It’s hard to find a sector handling pandemic-era curves better than auto parts. In recent weeks and months, the nation’s top auto parts retailers continue to report robust sales gains as used cars undergo a sales boom of their own — and all will need replacement parts at some point.
According to the 2021 Joint Channel Forecast Model from the Automotive Aftermarket Suppliers Association (AASA) and the Auto Care Association, U.S. light-duty automotive aftermarket sales are set to increase more than 11 percent to $325 billion in 2021.
In June, Bill Hanvey, president and CEO of the Auto Care Association, said that "increased reliance on personal transportation, coupled with shifts in consumer purchase and maintenance behavior, primes the aftermarket for continued growth. Indicators suggest that consumers will continue to hold onto their older vehicles, which creates further opportunity for the aftermarket.” He added that while COVID-19 was a challenge for aftermarket auto parts retailers, it was also “a catalyst for many of the tailwinds we're experiencing today."
One need only look at earnings from category leaders to see the effects of that tailwind.
As PYMNTS reported, Advance Auto Parts net sales were up nearly 6 percent from the prior fiscal year to $2.6 billion in its fiscal Q2 2022 ending July 17. Comp-store sales rose 5.8 percent in the quarter.
See also: Advance Auto Parts Sees Q2 Boost As Drivers Return To Roadways
For the three months ending May 8, AutoZone logged a 29 percent increase in U.S. same-store sales.
Read more: AutoZone Leans Into Commercial Customers As Consumers Head Back To Work
Meanwhile, O'Reilly Automotive reported the strongest same-store sales growth in the company's 64-year history in Q1 2021. It was the same story at NAPA Auto Parts parent Genuine Parts Company, whose 9.1 percent increase to $4.5 billion in Q1 beat Q1 2020.
Even the battle of the retail titans is on wheels this year, as PYMNTS reported in Q1 that “Amazon has seen its auto parts sales steadily rise over the past five years” from just 3.3 percent in 2014 to 13 percent in Q3 2020. The upshot is that Amazon is gaining ground in the automotive race with rival Walmart, as “the auto parts market share spread between Walmart and Amazon has slipped to just 4.5 percent,” according to data available at this writing.
Learn more: Whole Paycheck: Walmart And Amazon Have A Food Fight
Taken together, it’s a pedal-to-the-metal moment for the automotive aftermarket. Few predicted it, as commuting by car fell precipitously during 2020 lockdowns. Now it becomes a question of how long the rally can keep running on a crisis that’s abating, however slowly.
The Digital Shift Into High Gear
As to the split between eCommerce and in-store sales of auto parts, a report from investment bank and financial advisory firm Brown, Gibbons, Lang & Company (BLG) done with Hedges & Company states that the shift to online auto parts buying “is predicted to be permanent, and eCommerce represents a significant area of future growth.”
In-store and eCommerce traffic are so heavy for auto parts merchants this year that some question how far the pandemic push will take the trend. As The Wall Street Journal reported in early Q2, “The concern is that this growth may not be sustainable. Auto parts retailers say they aren’t writing off the possibility that demand last year was pulled forward as consumers received stimulus checks and had more time at home to pursue do-it-yourself projects.”
Preowned vehicle sales are a bellwether for aftermarket auto parts, and on that front, things continue to roll forward with no immediate end in sight.
In its Dealer Sentiment Index Second Quarter 2021, category mainstay Cox Automotive said that “the three-month market outlook index reading of 63 is an increase from last quarter and, importantly, equal to Q1 2020, the final pre-COVID-19 reading.

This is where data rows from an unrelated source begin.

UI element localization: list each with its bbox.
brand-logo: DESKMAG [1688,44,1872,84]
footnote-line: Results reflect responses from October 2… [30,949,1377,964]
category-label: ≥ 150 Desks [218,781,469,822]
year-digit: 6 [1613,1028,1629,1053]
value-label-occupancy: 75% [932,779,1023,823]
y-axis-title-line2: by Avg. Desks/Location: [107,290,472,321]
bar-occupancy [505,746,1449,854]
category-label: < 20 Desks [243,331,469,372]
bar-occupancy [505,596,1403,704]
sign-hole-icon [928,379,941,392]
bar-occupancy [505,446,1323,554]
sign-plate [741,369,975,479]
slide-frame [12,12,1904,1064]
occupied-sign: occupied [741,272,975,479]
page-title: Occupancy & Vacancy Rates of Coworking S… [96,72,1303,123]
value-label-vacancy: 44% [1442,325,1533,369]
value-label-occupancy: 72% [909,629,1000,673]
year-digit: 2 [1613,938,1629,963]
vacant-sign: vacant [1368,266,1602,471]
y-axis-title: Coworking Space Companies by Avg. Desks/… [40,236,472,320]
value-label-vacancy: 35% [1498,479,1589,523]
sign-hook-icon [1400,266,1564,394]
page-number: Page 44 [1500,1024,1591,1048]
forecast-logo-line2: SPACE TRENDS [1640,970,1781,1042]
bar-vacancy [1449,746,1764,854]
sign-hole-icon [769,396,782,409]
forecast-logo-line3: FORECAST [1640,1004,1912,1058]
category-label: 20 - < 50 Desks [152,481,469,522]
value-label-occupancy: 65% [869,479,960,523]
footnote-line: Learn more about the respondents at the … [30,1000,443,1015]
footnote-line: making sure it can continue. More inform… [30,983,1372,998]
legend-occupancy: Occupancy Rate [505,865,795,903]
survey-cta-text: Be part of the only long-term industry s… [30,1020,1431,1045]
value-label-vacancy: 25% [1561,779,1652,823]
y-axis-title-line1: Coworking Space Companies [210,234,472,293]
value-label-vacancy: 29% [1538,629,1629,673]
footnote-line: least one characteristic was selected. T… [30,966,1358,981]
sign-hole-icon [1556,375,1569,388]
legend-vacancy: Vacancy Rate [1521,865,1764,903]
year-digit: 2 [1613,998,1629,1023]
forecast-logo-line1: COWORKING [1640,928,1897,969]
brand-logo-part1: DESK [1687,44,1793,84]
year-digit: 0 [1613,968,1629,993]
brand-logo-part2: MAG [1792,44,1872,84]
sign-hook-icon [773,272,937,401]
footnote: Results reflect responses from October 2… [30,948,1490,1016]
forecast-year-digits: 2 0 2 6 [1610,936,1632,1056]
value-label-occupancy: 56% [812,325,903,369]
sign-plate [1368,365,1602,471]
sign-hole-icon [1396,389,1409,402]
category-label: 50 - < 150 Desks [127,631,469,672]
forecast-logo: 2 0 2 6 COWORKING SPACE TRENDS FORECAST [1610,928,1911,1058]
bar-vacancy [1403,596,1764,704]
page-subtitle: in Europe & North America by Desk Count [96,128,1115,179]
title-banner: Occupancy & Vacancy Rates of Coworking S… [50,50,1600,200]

Profits in Q2 are strong, dealers are reporting. The profit index in Q2 hit a record 59, while the price pressure index dropped to a record low 33, meaning a majority of dealers are feeling little pressure to lower prices.”
While inventories of used and certified preowned cards remain tight, Cox added that “unlike inventory, customer traffic showed a significant improvement in Q2, with the index increasing 28 points from the prior quarter and reaching a record-high 57. This reading indicates that more dealers feel their customer traffic is strong than feel it is weak, likely due to pent-up demand.”
Cox began using digital personalization to drive sales across its large portfolio of brands in late 2020 by employing the Amazon Neptune identity graphing technology.